Refresh Your Podcast
Refreshing your podcast can be an important step in helping to redefine your podcast. Applying the SMART goals approach to podcast's content will help you take stock of what you have and see if it is meeting your ideal goals. If it isn't, then it's worth taking the time to switch things up and give your podcast a refresh.
Evaluate your format: Can you add new segments? What about answering listener questions, breaking away from your usual topics or even moving your segments around?
Repurpose older content: Your older episodes are often filled with useful content that can be repurposed and republished. If you have a high-performing episode, why not repost it for new listeners? Another idea is to create an end-of-season roundup episode or revisit past discussions.
Change up your recording space: Improve your audio and visual aesthetic by switching up your recording space. Buy new furniture, pictures, plants, etc. if you are creating a video podcast.

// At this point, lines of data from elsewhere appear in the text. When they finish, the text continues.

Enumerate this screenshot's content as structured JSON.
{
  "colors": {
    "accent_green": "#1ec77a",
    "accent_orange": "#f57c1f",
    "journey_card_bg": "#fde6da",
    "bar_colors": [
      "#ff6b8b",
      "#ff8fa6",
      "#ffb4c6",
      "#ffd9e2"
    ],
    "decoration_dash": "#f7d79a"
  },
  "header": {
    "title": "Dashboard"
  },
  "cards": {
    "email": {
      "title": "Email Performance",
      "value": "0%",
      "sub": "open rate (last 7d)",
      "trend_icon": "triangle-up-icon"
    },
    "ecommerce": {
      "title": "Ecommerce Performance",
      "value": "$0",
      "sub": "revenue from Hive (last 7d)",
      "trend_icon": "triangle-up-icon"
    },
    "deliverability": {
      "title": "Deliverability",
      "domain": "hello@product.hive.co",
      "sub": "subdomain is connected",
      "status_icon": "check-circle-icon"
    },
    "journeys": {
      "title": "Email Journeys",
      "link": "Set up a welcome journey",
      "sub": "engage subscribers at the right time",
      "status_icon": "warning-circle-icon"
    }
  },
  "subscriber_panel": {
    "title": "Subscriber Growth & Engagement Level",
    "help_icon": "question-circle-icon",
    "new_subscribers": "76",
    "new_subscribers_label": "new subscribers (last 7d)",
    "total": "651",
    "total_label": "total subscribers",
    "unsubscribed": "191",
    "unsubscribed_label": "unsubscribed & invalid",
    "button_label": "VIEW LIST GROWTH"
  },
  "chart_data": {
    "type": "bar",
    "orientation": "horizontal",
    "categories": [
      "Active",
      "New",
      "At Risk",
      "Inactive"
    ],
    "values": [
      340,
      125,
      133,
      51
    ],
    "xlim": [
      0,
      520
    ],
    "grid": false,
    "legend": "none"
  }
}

Add additional soundproofing or recording equipment to help improve the audio.
Encourage Audience Feedback and Reviews
It used to be that most, if not all of our pop culture was dictated by audience feedback. TV shows got canceled due to poor viewership, albums were discarded after slumping record sales—and now the same is happening in the digital world.
Platforms like Apple Podcasts are controlled by algorithms that operate similarly to the rating systems of years gone by. You know, the ones that used to determine what made it into the mainstream.
Ratings and reviews tell Apple Podcasts, "Hey, look over there—this podcast is getting noticed!" This helps boost your podcast in the charts, which in turn gets more eyes (and ears) on it.
But, ratings and reviews aren't just about chart rankings. Sometimes, to keep creating great content, you need to get outside of your bubble. Tools like Speakpipe or even a Google Voice number give listeners the capacity to actively contribute to a show.
Don’t Be Shy About Asking for Reviews
Reviews are vital for the evolution of a podcast. Those golden five star reviews coax more listeners into the fold, while reviews in general encourage listeners to give a visceral opinion on what they're just heard. Whether good or bad, reviews shine a helpful spotlight on what is and isn't working for your audience.
Ask for feedback. What do they love? What would they prefer to hear less of? Can you make improvements with your sound quality? What topics should you be tackling? Include a call-to-action at the end of each episode as well as in your show show notes where you ask your listeners to provide feedback.
It's not enough to ask for it. Take all feedback on board! Your listeners will often give feedback with good intentions—regardless of how positive or negative it is, they want you to succeed.
Hire People (There’s No Shame in Getting Help)
Creating the best podcast content possible doesn't come easily for everyone. Sometimes you need to ask for some help. Hiring a professional team can steer you away from the usual rookie mistakes many first-time podcasters make.
In addition, if you already have an established podcast, a strong production team can audit your show and advise you on where improvements can be made to increase your chances of achieving success.
Hiring a podcast launch service is a great way to get someone else to do the heavy lifting for you. Jobs they can tackle on your behalf include brainstorming topics, doing in-depth research, identifying potential guests, editing, overall production, scripting, promotion, sponsorships, and even general logistics.
Closing Thoughts on Podcasting Best Practices
Audio content can be an essential tool in your marketing toolbox. Now that you know our tips and best practices, you can start to maximize the potential of your show. Keep evaluating the content you are creating, how your podcast sounds, what your listeners are saying, and the areas you need to improve.
Remember, podcasting is a journey, not a destination. The medium is always evolving, so it follows that your podcast will be a constant work in progress. Keep at it and you're sure to see real results from your efforts.